Their long musical partnership has been good to David Crosby, Stephen Stills, and Graham Nash. During the period when they added Neil Young to the group, it was very good indeed—although those good days were relatively short.
The partnership among the four artists was a reluctant one. Crosby, Stills & Nash had already released their classic debut album and considered adding Steve Winwood as a member. When he was unavailable, a record executive suggested Young. Stills knew him well from their days in the Buffalo Springfield, but Nash hardly knew him at all. Each of the four intended to maintain solo careers, which sometimes made it difficult for them to defer to one another in the studio—or to share, preferring instead to hold their best songs for their solo projects.

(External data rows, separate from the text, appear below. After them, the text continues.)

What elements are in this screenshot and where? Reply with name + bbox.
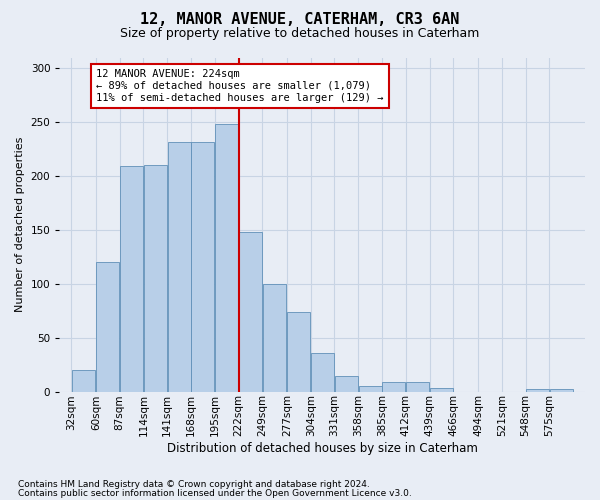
- Bar: [144, 166, 167, 392]
- Text: Contains public sector information licensed under the Open Government Licence v3: Contains public sector information licen…: [18, 489, 412, 498]
- Y-axis label: Number of detached properties: Number of detached properties: [15, 137, 25, 312]
- Bar: [359, 386, 382, 392]
- Bar: [263, 284, 286, 392]
- Bar: [167, 142, 191, 392]
- Bar: [71, 370, 95, 392]
- Bar: [550, 390, 573, 392]
- Bar: [430, 388, 453, 392]
- Bar: [406, 382, 429, 392]
- Bar: [215, 124, 238, 392]
- Bar: [120, 166, 143, 392]
- Bar: [287, 312, 310, 392]
- Bar: [526, 390, 549, 392]
- Bar: [311, 352, 334, 392]
- Text: Size of property relative to detached houses in Caterham: Size of property relative to detached ho…: [121, 28, 479, 40]
- Bar: [382, 382, 406, 392]
- Text: 12, MANOR AVENUE, CATERHAM, CR3 6AN: 12, MANOR AVENUE, CATERHAM, CR3 6AN: [140, 12, 460, 26]
- Bar: [335, 376, 358, 392]
- Bar: [96, 262, 119, 392]
- X-axis label: Distribution of detached houses by size in Caterham: Distribution of detached houses by size …: [167, 442, 478, 455]
- Text: Contains HM Land Registry data © Crown copyright and database right 2024.: Contains HM Land Registry data © Crown c…: [18, 480, 370, 489]
- Text: 12 MANOR AVENUE: 224sqm
← 89% of detached houses are smaller (1,079)
11% of semi: 12 MANOR AVENUE: 224sqm ← 89% of detache…: [96, 70, 383, 102]
- Bar: [191, 142, 214, 392]
- Bar: [239, 232, 262, 392]
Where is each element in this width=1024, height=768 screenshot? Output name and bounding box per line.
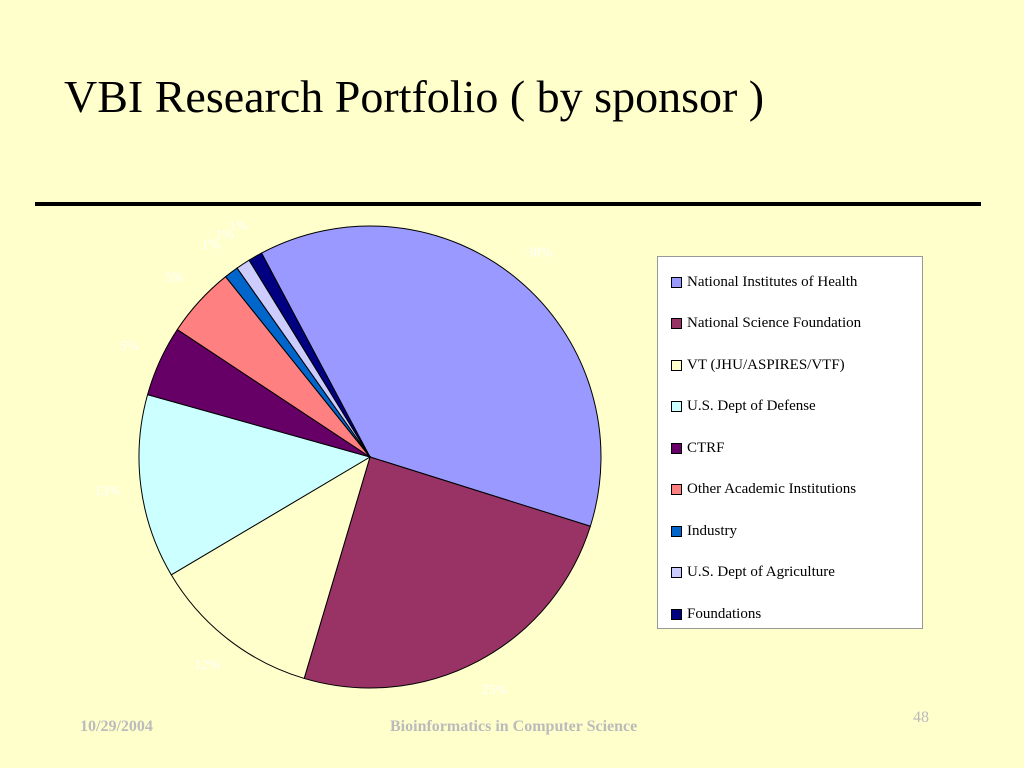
- pie-slice-2: [303, 456, 591, 689]
- pie-slice-4: [138, 394, 372, 576]
- legend-swatch: [671, 359, 682, 371]
- slide-title: VBI Research Portfolio ( by sponsor ): [64, 71, 765, 122]
- legend-swatch: [671, 442, 682, 454]
- pie-data-label-3: 12%: [194, 658, 220, 673]
- legend-item: National Science Foundation: [671, 314, 861, 334]
- legend-swatch: [671, 276, 682, 288]
- pie-data-label-1: 38%: [527, 245, 553, 260]
- legend-label: CTRF: [687, 439, 725, 456]
- pie-data-label-2: 25%: [482, 683, 508, 698]
- legend-item: U.S. Dept of Agriculture: [671, 563, 835, 583]
- pie-data-label-5: 5%: [120, 339, 139, 354]
- pie-data-label-6: 5%: [165, 271, 184, 286]
- chart-legend: National Institutes of Health National Sc…: [657, 256, 923, 629]
- pie-data-label-9: 1%: [229, 219, 248, 234]
- pie-slice-1: [260, 225, 602, 527]
- legend-swatch: [671, 401, 682, 412]
- legend-label: Foundations: [687, 605, 762, 622]
- legend-label: National Institutes of Health: [687, 273, 858, 290]
- footer-title: Bioinformatics in Computer Science: [390, 718, 638, 735]
- pie-data-label-4: 13%: [94, 484, 120, 499]
- pie-slice-9: [248, 252, 371, 458]
- legend-label: Other Academic Institutions: [687, 481, 857, 497]
- legend-item: U.S. Dept of Defense: [671, 397, 816, 417]
- pie-data-label-7: 1%: [201, 237, 220, 252]
- legend-label: Industry: [687, 522, 737, 539]
- legend-item: CTRF: [671, 438, 725, 458]
- legend-item: Foundations: [671, 604, 761, 624]
- legend-swatch: [671, 608, 682, 620]
- legend-item: Other Academic Institutions: [671, 480, 856, 500]
- legend-swatch: [671, 318, 682, 329]
- pie-slices: [138, 225, 602, 689]
- legend-swatch: [671, 484, 682, 495]
- legend-item: Industry: [671, 521, 737, 541]
- pie-slice-3: [170, 455, 371, 680]
- footer-date: 10/29/2004: [80, 718, 153, 735]
- legend-item: VT (JHU/ASPIRES/VTF): [671, 355, 845, 375]
- legend-label: National Science Foundation: [687, 315, 862, 331]
- legend-label: U.S. Dept of Defense: [687, 398, 816, 414]
- legend-swatch: [671, 525, 682, 537]
- legend-swatch: [671, 567, 682, 578]
- slide-number: 48: [913, 709, 929, 726]
- legend-label: U.S. Dept of Agriculture: [687, 564, 835, 580]
- pie-data-label-8: 1%: [215, 228, 234, 243]
- title-divider: [35, 202, 981, 206]
- legend-label: VT (JHU/ASPIRES/VTF): [687, 356, 845, 373]
- pie-data-labels: 38%25%12%13%5%5%1%1%1%: [94, 219, 552, 698]
- legend-item: National Institutes of Health: [671, 272, 857, 292]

The process of making Deja Vu put the group under strain, and their 1970 tour broke it. The group had been together as a foursome for barely a year before splitting up. One more album would follow under the CSNY name, the live Four Way Street in 1971, but it would be four years before they had anything to do with one another again. They toured in the summer of 1974 to support the compilation album So Far, but plans to make an album of entirely new material went out the window.

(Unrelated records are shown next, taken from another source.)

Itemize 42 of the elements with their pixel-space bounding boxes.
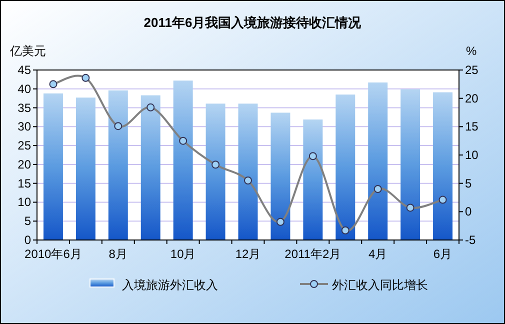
x-tick-label: 2011年2月: [284, 247, 342, 261]
legend-label: 外汇收入同比增长: [332, 278, 428, 292]
bar: [433, 92, 453, 240]
y2-tick-label: 20: [465, 91, 479, 106]
y-tick-label: 15: [18, 176, 32, 190]
bar: [173, 80, 193, 240]
y-tick-label: 40: [18, 82, 32, 96]
bar: [108, 90, 128, 240]
y2-tick-label: -5: [465, 233, 476, 247]
y-tick-label: 25: [18, 138, 32, 153]
x-tick-label: 12月: [235, 247, 261, 261]
y-tick-label: 5: [24, 214, 32, 228]
y-tick-label: 20: [18, 157, 32, 172]
x-tick-label: 4月: [368, 247, 388, 261]
y-tick-label: 0: [24, 233, 32, 247]
x-tick-label: 2010年6月: [24, 247, 82, 261]
y-tick-label: 35: [18, 100, 32, 115]
x-tick-label: 10月: [170, 247, 196, 261]
y2-tick-label: 25: [465, 63, 479, 77]
y-tick-label: 45: [18, 63, 32, 77]
y2-tick-label: 15: [465, 120, 479, 134]
y2-tick-label: 5: [465, 176, 472, 190]
legend-label: 入境旅游外汇收入: [122, 278, 218, 292]
bar: [336, 94, 356, 240]
bar: [303, 119, 323, 240]
x-tick-label: 8月: [108, 247, 128, 261]
bar: [140, 95, 160, 240]
y-axis-title: 亿美元: [9, 44, 46, 58]
chart-title: 2011年6月我国入境旅游接待收汇情况: [144, 15, 362, 30]
bar: [238, 104, 258, 240]
y-tick-label: 10: [18, 195, 32, 210]
x-tick-label: 6月: [433, 247, 452, 261]
y2-tick-label: 0: [465, 204, 472, 219]
bar: [368, 82, 388, 240]
bar: [270, 112, 290, 240]
bar: [400, 89, 420, 240]
bar: [206, 104, 226, 240]
bar: [43, 93, 63, 240]
y2-tick-label: 10: [465, 148, 479, 162]
bar: [76, 98, 96, 240]
y-tick-label: 30: [18, 120, 32, 134]
y2-axis-title: %: [466, 44, 477, 58]
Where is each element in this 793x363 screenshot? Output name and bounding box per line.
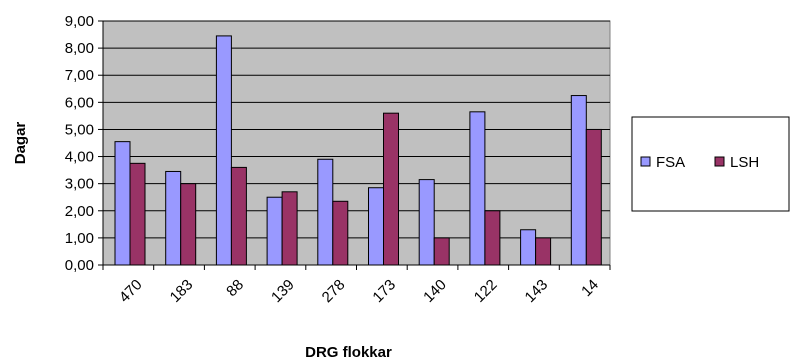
x-tick-label: 139 bbox=[268, 276, 298, 306]
y-tick-label: 4,00 bbox=[65, 149, 94, 166]
x-tick-label: 173 bbox=[369, 276, 399, 306]
bar-lsh-183 bbox=[180, 183, 197, 266]
x-tick-label: 470 bbox=[116, 276, 146, 306]
y-tick-label: 2,00 bbox=[65, 203, 94, 220]
x-tick-label: 14 bbox=[578, 276, 602, 300]
bar-fsa-14 bbox=[570, 95, 587, 266]
y-tick-label: 9,00 bbox=[65, 13, 94, 30]
bar-lsh-143 bbox=[535, 237, 552, 266]
bar-lsh-278 bbox=[332, 200, 349, 266]
bar-lsh-173 bbox=[383, 112, 399, 266]
legend-label-fsa: FSA bbox=[656, 154, 685, 171]
legend-swatch-lsh bbox=[714, 156, 725, 167]
bar-lsh-88 bbox=[230, 166, 247, 266]
y-tick-labels: 0,00 1,00 2,00 3,00 4,00 5,00 6,00 7,00 8,00 9,00 bbox=[65, 13, 103, 274]
y-tick-label: 1,00 bbox=[65, 230, 94, 247]
y-tick-label: 5,00 bbox=[65, 121, 94, 138]
x-tick-label: 88 bbox=[223, 276, 247, 300]
y-tick-label: 7,00 bbox=[65, 67, 94, 84]
bar-fsa-470 bbox=[114, 141, 131, 266]
bar-fsa-122 bbox=[469, 111, 486, 266]
bar-fsa-140 bbox=[418, 179, 435, 266]
bars bbox=[114, 35, 602, 266]
x-tick-label: 140 bbox=[420, 276, 450, 306]
bar-lsh-470 bbox=[129, 162, 146, 266]
legend: FSA LSH bbox=[631, 116, 790, 212]
bar-lsh-14 bbox=[585, 128, 602, 266]
y-tick-label: 6,00 bbox=[65, 94, 94, 111]
axes bbox=[102, 21, 611, 270]
bar-lsh-140 bbox=[433, 237, 450, 266]
bar-fsa-143 bbox=[520, 229, 537, 266]
x-axis-title: DRG flokkar bbox=[305, 344, 392, 361]
bar-fsa-183 bbox=[165, 170, 182, 266]
bar-lsh-122 bbox=[484, 210, 501, 266]
bar-fsa-88 bbox=[215, 35, 232, 266]
y-tick-label: 0,00 bbox=[65, 257, 94, 274]
legend-box bbox=[631, 116, 790, 212]
legend-label-lsh: LSH bbox=[730, 154, 759, 171]
bar-fsa-278 bbox=[317, 158, 334, 266]
bar-lsh-139 bbox=[281, 191, 298, 266]
x-tick-label: 143 bbox=[522, 276, 552, 306]
y-axis-title: Dagar bbox=[12, 122, 29, 165]
x-tick-label: 278 bbox=[319, 276, 349, 306]
y-tick-label: 8,00 bbox=[65, 40, 94, 57]
bar-fsa-139 bbox=[266, 196, 283, 266]
y-tick-label: 3,00 bbox=[65, 176, 94, 193]
x-tick-labels: 470 183 88 139 278 173 140 122 143 14 bbox=[116, 276, 602, 306]
legend-swatch-fsa bbox=[640, 156, 651, 167]
x-tick-label: 122 bbox=[471, 276, 501, 306]
bar-fsa-173 bbox=[368, 187, 384, 266]
x-tick-label: 183 bbox=[167, 276, 197, 306]
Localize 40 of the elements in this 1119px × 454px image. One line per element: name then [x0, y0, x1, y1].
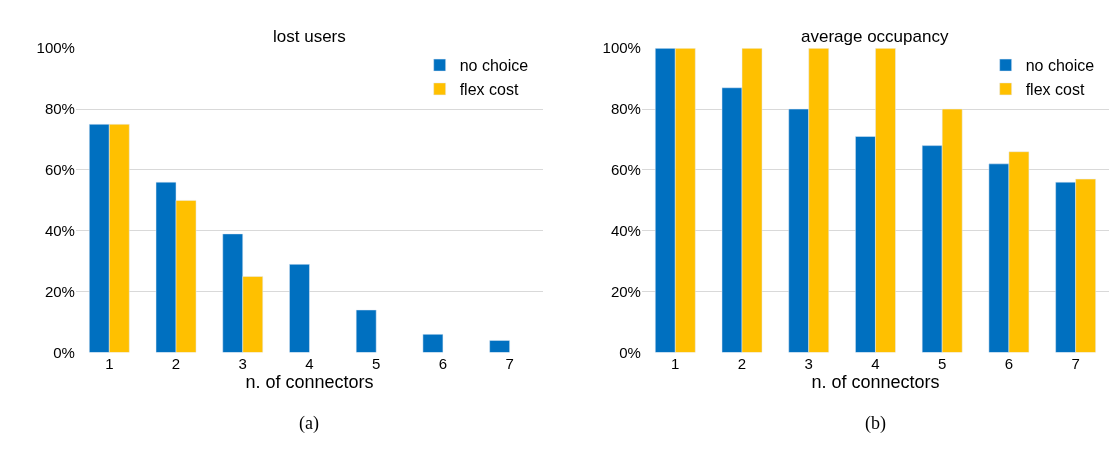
text: (a) [299, 413, 319, 434]
legend-label: no choice [459, 57, 529, 75]
y-tick-label: 40% [44, 222, 75, 240]
y-tick-label: 80% [610, 100, 641, 118]
y-tick-label: 80% [44, 100, 75, 118]
x-tick-label: 3 [238, 354, 247, 372]
text: (b) [865, 413, 886, 434]
y-tick-label: 60% [44, 161, 75, 179]
legend-label: no choice [1025, 57, 1095, 75]
x-tick-label: 3 [804, 354, 813, 372]
y-tick-label: 40% [610, 222, 641, 240]
chart-title: lost users [273, 27, 346, 46]
y-tick-label: 0% [619, 343, 641, 361]
x-tick-label: 7 [1071, 354, 1080, 372]
bar [489, 340, 510, 353]
x-tick-label: 5 [938, 354, 947, 372]
bar [355, 309, 377, 353]
bar [289, 264, 310, 353]
x-tick-label: 6 [438, 354, 448, 372]
y-tick-label: 0% [53, 343, 75, 361]
bar [422, 334, 444, 353]
x-tick-label: 1 [105, 354, 114, 372]
x-tick-label: 4 [305, 354, 314, 372]
x-tick-label: 5 [372, 354, 381, 372]
x-axis-title: n. of connectors [245, 371, 374, 392]
chart-title: average occupancy [801, 27, 949, 46]
y-tick-label: 20% [44, 282, 75, 300]
legend-label: flex cost [459, 81, 519, 99]
x-tick-label: 1 [671, 354, 680, 372]
y-tick-label: 60% [610, 161, 641, 179]
x-tick-label: 7 [505, 354, 514, 372]
x-tick-label: 6 [1004, 354, 1014, 372]
y-tick-label: 20% [610, 282, 641, 300]
y-tick-label: 100% [36, 39, 75, 57]
legend-label: flex cost [1025, 81, 1085, 99]
x-tick-label: 4 [871, 354, 880, 372]
y-tick-label: 100% [602, 39, 641, 57]
x-tick-label: 2 [737, 354, 747, 372]
x-tick-label: 2 [171, 354, 181, 372]
x-axis-title: n. of connectors [811, 371, 940, 392]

Allmusic.com says that CSNY was “the only American-based band to approach the overall societal impact of the Beatles.” Surely they cast a long shadow over the mellow 1970s, although the fact the four of them worked together in various combinations for most of the 80s and 90s helped keep them relevant for a long time. But they rivaled the Beatles in another way: Deja Vu is not a group effort so much as it’s pieced together from sessions featuring one or more of the squabbling musicians whenever they could get away from whatever they were doing to participate. Like the White Album, recorded under similarly acrimonous circumstances, it’s a minor miracle that it turned out as great as it did.
Deja Vu was released in March 1970 and spent the week of May 16, 1970, at #1 in Billboard. And although it’s as familiar as the weather, “Teach Your Children,” with steel guitar by Jerry Garcia, is also one of the most magnificent things to come out of the whole Laurel Canyon scene of the late 60s.